Yetiştirilirken inanılmaz derecede dayanıklı, önemli miktarda su ihtiyacı bulunmayan ve toprak ve çevre açısından çok seçici olmayan nohut, ‘Çiftlik dostu’ ve az bakım gerektiren ürünler söz konusu olduğunda listenin başına yerleşiyor. Kışladağ madenini çevreleyen ve Uşak ili genelinde mahsul hiyerarşisinde önemli bir yere sahip olan nohutun mutfak kadar kültürün de bir parçası olduğu uzun zamandır biliniyor.
2018 yılında Kışladağ’ın sera personeli madende bir çiftlik projesi başlattı. Bölgedeki tarımı desteklemek için madeni çevreleyen 64.000 m2 arazi ekildi. Tüprag Kışladağ Altın Madeni Halkla ve Kamuyla İlişkiler Müdürü Hakan Ünal’a göre nohut projesine başlamak hiç kolay olmadı:
“Kuraklığa toleranslı olmasına rağmen birçok yerel çiftçi, geçtiğimiz birkaç yıl içinde, daha kuru hava koşulları nedeniyle düşük nohut hasadı yaşadı. Yerel üretimi desteklemek için işletme alanımızdaki uygun alanlarda nohut yetiştirmeye karar verdik. Ürünler, hiçbir katkı maddesi kullanılmadan, personelimiz tarafından organik olarak yetiştirildi.”
Hakan, başarılı nohut üretimi ile Kışladağ’ın bölgede doğal ve modern tarım yöntemlerinin gelişmesine katkı sağladığını, Efemçukuru’nda da benzer şekilde işletme sınırları içinde üzüm ve bal üretildiğini söylerken Kışladağ’ın sera çalışanlarının, mahsullerini iyileştirmelerine yardımcı olmak için bilgilerini yerel halkla paylaştığını da sözlerine ekliyor.

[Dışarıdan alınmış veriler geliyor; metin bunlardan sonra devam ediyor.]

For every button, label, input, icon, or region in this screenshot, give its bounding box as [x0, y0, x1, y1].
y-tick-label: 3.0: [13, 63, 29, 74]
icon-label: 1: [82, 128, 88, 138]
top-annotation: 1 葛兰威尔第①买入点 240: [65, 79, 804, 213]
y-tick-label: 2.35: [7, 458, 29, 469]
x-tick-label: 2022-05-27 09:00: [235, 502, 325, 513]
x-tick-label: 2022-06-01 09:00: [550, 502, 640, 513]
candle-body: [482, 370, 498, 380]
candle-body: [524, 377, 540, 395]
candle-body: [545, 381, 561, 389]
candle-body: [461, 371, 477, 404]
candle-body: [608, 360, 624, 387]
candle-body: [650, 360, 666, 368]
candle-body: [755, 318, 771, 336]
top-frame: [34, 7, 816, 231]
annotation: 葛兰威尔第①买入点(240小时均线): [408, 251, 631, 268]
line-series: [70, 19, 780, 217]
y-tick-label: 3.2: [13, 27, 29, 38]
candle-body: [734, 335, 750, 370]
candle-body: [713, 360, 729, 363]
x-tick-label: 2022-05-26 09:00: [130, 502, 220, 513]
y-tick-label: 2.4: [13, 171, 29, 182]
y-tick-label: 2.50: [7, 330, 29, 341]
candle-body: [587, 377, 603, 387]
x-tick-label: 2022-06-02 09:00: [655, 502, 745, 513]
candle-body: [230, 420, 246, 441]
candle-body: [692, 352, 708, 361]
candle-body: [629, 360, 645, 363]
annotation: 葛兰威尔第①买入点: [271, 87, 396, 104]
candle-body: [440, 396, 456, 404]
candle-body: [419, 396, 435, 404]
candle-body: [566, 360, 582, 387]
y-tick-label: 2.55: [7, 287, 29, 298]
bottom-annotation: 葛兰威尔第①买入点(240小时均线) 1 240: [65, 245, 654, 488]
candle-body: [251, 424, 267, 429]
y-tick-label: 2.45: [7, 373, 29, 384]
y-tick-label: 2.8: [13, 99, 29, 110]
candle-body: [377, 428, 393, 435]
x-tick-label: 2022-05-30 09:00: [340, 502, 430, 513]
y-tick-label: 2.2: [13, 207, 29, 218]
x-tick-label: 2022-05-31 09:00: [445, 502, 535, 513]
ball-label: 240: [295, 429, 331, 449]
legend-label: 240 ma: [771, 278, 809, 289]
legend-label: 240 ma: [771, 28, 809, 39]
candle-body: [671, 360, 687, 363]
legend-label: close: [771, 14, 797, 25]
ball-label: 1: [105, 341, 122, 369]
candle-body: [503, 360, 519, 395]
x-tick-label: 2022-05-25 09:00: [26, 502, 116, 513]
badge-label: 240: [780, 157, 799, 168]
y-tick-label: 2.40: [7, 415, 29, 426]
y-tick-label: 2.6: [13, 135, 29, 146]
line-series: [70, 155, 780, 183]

“Sağlıklı ve bol miktarda nohut mahsulü yetiştirebildik ve bunları yerel topluluklarımızla paylaşabildik. Geçen yıl çalışanlarımıza ve yerel paydaşlarımıza yaklaşık 9 ton nohut dağıttık ve amacımız bu yıl da aynısını yapmak” diyen Hakan Ünal bu örneğin madencilik faaliyetlerinin tarımla bir arada var olabileceğinin bir göstergesi olduğuna dikkat çekiyor.